An Incredibly Geeky and Reasonably Low- to Mid-Tech Home Stereo System

2006-08-16 18:24:00 +0000

I see iPods everywhere, probably for two reasons:

  1. Everyone owns an iPod (but me).
  2. Okay, not everyone owns an iPod, but everyone at my college owns an iPod (but me).

Also, I went to Target today. Walking in the electronics department, I passed an aisle that was almost entirely devoted to iPod accessories. There were about a dozen different home stereo systems, the top of which one docks oneʼs iPod into so one doesnʼt have to stick white earbuds into oneʼs ears while at oneʼs home.

I may not have an iPod, but I use iTunes, and I like listening to music, too. And last night I discovered that I had all the pieces necessary to put together an incredibly geeky and reasonably mid-to-high-tech home stereo system.

Ingredients:

  1. My computer. Well, one of my computers. There are five computers in my apartment right now. Three belong to me, one belongs to my work but Iʼm responsible for it and I act like it belongs to me, and the last one belonged to my former roommate and will belong to my next roommate when he arrives.
  2. My router. Well, one of my routers. There are three routers in my apartment right now. They all belong to me and they all function with varying degrees of … functionality. One of them is a wireless (Netgear) router I bought from Goodwill. It doesnʼt work. One is a wireless (Belkin) I bought from Walmart. It works well and itʼs the one I actually use on my internet connection. The last one, a Linksys wired-only I bought from Radio Shack, is the one I am using for this project. It is ideal for the task because it got fried in a power surge a few months ago, and now it only works as a DHCP server; it will network four computers together, but it canʼt be used to pass an internet connection through.
  3. Some speakers. My former roommate had some nice ones hooked up to his computer (the computer he left here). The speakers stayed with the computer. They are composed of a subwoofer and two satellites.
  4. Network cables. Of course.
  5. One more computer. Iʼm using the little tablet from my work, because it is portable.

I had all the pieces, so I went about setting it up.

First, my desktop computer (it has a name: Tatooine) that has all the music on it was moved into the living room. I have some shelves built into the wall, and Tatooine fit very nicely into the bottom shelf. There is a nearby electrical socket, too, so I didnʼt need any extension cords or power strips.

Tatooine is configured to log in to my account automatically when it starts up. Also, it will start up even if nothing is plugged in to it. By nothing, I mean no keyboard, mouse, or monitor. I find it funny because every time I start it, the motherboard gives the “Help, there arenʼt any peripherals plugged in!” beep code sequence. But it starts up anyway.

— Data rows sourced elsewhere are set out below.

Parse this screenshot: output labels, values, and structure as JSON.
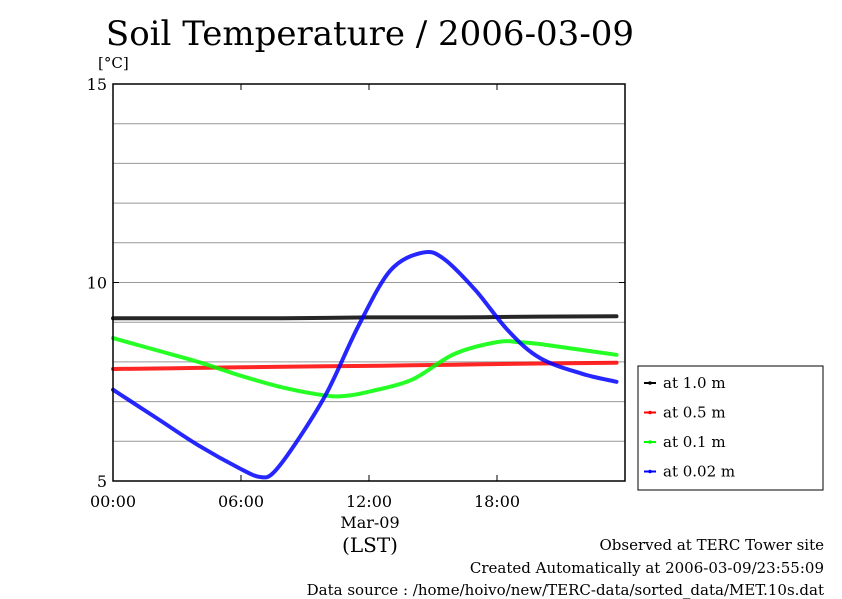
{
  "title": "Soil Temperature / 2006-03-09",
  "ylabel": "[°C]",
  "xlabel_date": "Mar-09",
  "xlabel_tz": "(LST)",
  "footer": {
    "line1": "Observed at TERC Tower site",
    "line2": "Created Automatically at 2006-03-09/23:55:09",
    "line3": "Data source : /home/hoivo/new/TERC-data/sorted_data/MET.10s.dat"
  },
  "chart_data": {
    "type": "line",
    "title": "Soil Temperature / 2006-03-09",
    "ylabel": "[°C]",
    "xlabel": "(LST)",
    "xlim": [
      0,
      24
    ],
    "ylim": [
      5,
      15
    ],
    "x_ticks": [
      0,
      6,
      12,
      18
    ],
    "x_tick_labels": [
      "00:00",
      "06:00",
      "12:00",
      "18:00"
    ],
    "y_ticks": [
      5,
      10,
      15
    ],
    "y_tick_labels": [
      "5",
      "10",
      "15"
    ],
    "grid_y": [
      6,
      7,
      8,
      9,
      10,
      11,
      12,
      13,
      14
    ],
    "legend_position": "right",
    "series": [
      {
        "name": "at 1.0 m",
        "color": "#000000",
        "x": [
          0,
          4,
          8,
          12,
          16,
          20,
          23.6
        ],
        "y": [
          9.1,
          9.1,
          9.1,
          9.12,
          9.12,
          9.14,
          9.15
        ]
      },
      {
        "name": "at 0.5 m",
        "color": "#ff0000",
        "x": [
          0,
          4,
          8,
          12,
          16,
          20,
          23.6
        ],
        "y": [
          7.82,
          7.85,
          7.88,
          7.9,
          7.93,
          7.96,
          7.98
        ]
      },
      {
        "name": "at 0.1 m",
        "color": "#00ff00",
        "x": [
          0,
          2,
          4,
          6,
          8,
          10,
          11,
          12,
          14,
          16,
          18,
          19,
          20,
          22,
          23.6
        ],
        "y": [
          8.6,
          8.3,
          8.0,
          7.65,
          7.35,
          7.15,
          7.15,
          7.25,
          7.55,
          8.2,
          8.5,
          8.5,
          8.45,
          8.3,
          8.18
        ]
      },
      {
        "name": "at 0.02 m",
        "color": "#0000ff",
        "x": [
          0,
          2,
          4,
          6,
          6.9,
          7.5,
          8.5,
          10,
          11.5,
          13,
          14.5,
          15.5,
          17,
          18.5,
          20,
          22,
          23.6
        ],
        "y": [
          7.3,
          6.6,
          5.9,
          5.3,
          5.1,
          5.2,
          5.9,
          7.2,
          8.9,
          10.3,
          10.75,
          10.6,
          9.8,
          8.8,
          8.1,
          7.7,
          7.5
        ]
      }
    ]
  }
}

Tatooine is running Windows XP Professional, which turns out to be important, because I couldnʼt do this (as easily) if it were running Home Edition. Why, you ask? Because only Pro allows you to log in to the computer remotely. And you can bet thatʼs turned on.

So Tatooine is on the bottom shelf, running, and the speakers are plugged into the sound card and there is an network cable running from Tatooine to the half-broken router. Tatooine has an IP address.

Now I bring over the tablet (it has a name: Alderaan) and run a network cable from it to the router. Now Alderaan has an IP address. From Alderaan I connectected via Remote Desktop Connection to Tatooine.

Bingo! I run iTunes and control it like normal. Even though I am controlling everything from Alderaan, the program itself is running on Tatooine, so once I start a playlist playing, I can disconnect and shut down Alderaan and the music, it flows!

So basically, I went though this whole ordeal so I could play the music I want, on the speakers I want, in the room I want. I think itʼs worth it.